Another thought. If it’s in your residence and you want to keep the existing discolorations and scratches, why not just buy a used buffing wheel and wax it like they used to do?

The buffing wheel could work but the floor will then be covered with furniture, rugs, etc.

My big question was “Did they wax gym floors?” Looks like I have an answer-yes. I am going to try scrubbing it good first and see what it looks like. I like the whole multi-colored, used look but I want shine. We are going to try different products on the flooring that will be covered by the frig.

I was hoping someone else had re-purposed a gym floor.

Thanks for the tips.

Furnishedowner

I hope this info will help you out. I have some experience with wood work and finishing and I have a ton of experience with stripping and waxing floors. Wax is a good floor finish because it will absorb all abuse and it shines up real nice. The downfall is that it takes a ton of maintenance and it isn’t cheap depending on the products you use. I would call up Stanley Steemer and see if they would do a quote for you if you want to keep the current wood color. Once the floor is stripped and re-waxed you will probably only need to touch up wax every year or two if you take good care of it. If you want to apply coats of wax yourself it is pretty easy. You’ll need to do a light wash and scrub on the floor (assuming this is a year or two later after you had professionals redo it) then you may need to apply a neutralizer to the floor depending on the type of cleaner you used. After the floor is completely dried and neutralized you can begin to apply wax. You’ll want to use a flat looking applicator and a microfiber pad. It will look a lot like a swiffer with a thicker pad. You’ll pour a small amount of wax on the floor and spread it out with the applicator. Always do the perimeter of the room first then fill it in. Make sure to not leave any streaks and don’t paint yourself in a corner. The wax will become tacky very quickly and if you step on it you will now have a nice foot print that won’t come out unless you strip it. Once you are done with the room don’t step on it for at least 24 hours. And make sure when you start to walk on it that you are using soft sole slippers, bare feet, or socks. I don’t care that it says quick dry on the bottle DO NOT STEP ON IT WITH HARD SHOES FOR AT LEAST 48 HOURS! If you have the time only apply thin layers of wax and do it several times. Remember you don’t need to apply a bunch of wax at the walls because it will just build up and nobody walks on it. Hope this helps.

InvestrPaul,
Dang–what a lot of work! I remember my Mom waxing our kitchen linoleum floor when we were kids, but it was pretty easy to do. Then we all got to skate around on it wearing big tube socks so it could get shined.
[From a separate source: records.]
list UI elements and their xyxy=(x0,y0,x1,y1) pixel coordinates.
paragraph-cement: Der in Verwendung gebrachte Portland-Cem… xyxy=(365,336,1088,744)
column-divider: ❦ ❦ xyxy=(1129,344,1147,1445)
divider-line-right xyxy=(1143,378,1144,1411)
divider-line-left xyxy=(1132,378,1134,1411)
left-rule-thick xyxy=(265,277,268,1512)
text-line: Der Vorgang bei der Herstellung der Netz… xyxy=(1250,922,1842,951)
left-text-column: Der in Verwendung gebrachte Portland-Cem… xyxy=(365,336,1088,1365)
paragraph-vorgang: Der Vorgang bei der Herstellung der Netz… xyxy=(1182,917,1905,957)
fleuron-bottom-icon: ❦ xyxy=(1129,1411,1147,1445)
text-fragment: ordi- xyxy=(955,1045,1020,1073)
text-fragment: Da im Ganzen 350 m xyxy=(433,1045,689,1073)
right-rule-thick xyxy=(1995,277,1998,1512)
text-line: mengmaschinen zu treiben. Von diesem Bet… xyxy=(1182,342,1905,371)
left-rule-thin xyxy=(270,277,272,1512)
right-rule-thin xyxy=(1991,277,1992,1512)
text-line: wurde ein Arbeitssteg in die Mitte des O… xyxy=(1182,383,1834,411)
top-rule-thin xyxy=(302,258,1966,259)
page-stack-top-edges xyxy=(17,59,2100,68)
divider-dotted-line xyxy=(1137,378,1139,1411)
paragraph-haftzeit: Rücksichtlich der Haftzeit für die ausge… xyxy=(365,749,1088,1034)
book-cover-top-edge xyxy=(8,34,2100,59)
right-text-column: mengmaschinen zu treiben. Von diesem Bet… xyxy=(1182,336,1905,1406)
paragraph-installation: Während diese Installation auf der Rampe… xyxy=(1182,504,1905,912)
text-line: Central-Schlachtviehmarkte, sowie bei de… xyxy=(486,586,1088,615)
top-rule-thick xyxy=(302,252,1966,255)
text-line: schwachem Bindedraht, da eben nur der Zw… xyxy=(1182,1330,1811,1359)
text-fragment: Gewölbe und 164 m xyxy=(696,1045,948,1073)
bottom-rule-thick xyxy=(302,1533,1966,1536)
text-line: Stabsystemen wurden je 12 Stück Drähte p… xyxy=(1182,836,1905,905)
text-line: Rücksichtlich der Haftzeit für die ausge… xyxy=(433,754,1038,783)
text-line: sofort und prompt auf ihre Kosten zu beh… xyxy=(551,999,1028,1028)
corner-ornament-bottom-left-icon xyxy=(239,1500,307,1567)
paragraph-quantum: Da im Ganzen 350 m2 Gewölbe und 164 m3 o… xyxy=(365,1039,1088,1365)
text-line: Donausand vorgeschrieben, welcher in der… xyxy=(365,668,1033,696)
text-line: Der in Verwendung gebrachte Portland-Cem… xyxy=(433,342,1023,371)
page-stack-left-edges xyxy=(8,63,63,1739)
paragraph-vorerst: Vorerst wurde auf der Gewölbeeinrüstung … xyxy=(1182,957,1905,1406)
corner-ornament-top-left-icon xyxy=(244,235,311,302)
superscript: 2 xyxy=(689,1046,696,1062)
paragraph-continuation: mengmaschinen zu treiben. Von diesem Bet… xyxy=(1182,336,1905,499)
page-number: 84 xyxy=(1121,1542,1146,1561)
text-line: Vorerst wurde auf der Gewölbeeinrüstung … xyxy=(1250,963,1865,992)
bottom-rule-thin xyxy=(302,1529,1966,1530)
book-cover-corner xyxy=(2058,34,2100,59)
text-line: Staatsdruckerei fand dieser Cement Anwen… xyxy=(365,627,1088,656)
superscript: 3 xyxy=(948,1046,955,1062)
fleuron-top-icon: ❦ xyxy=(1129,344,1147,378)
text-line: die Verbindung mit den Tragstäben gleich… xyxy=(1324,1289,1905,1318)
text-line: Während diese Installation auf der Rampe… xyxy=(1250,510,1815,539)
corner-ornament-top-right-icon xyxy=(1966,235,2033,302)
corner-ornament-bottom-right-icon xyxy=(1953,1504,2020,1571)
I’m going to have to experiment with this. Thanks for your expertise.

Furnishedowner

I did this while working for stanley steemer and we never had to strip any super old wood floors. It is pretty easy and straight forward as long as you take your time and get the right products. Again, it could take a lot longer for you depending how much build up is on your floors. We had a small machine that we filled with our water/chemical and it would scrub the floor and pick up the liquid as you moved forward. It looked kind of a like a miniature lawn mower. I’m not sure where you buy/rent one but I have to imagine it shouldn’t be too hard to locate. It may end up being cheaper to hire somebody to do it instead of rent it though. If you hire somebody to strip the floor then you could easily do the waxing yourself to save some money. If you have them do the waxing too make sure to find out what kind/brand of wax they use so you can apply more coats if you want to.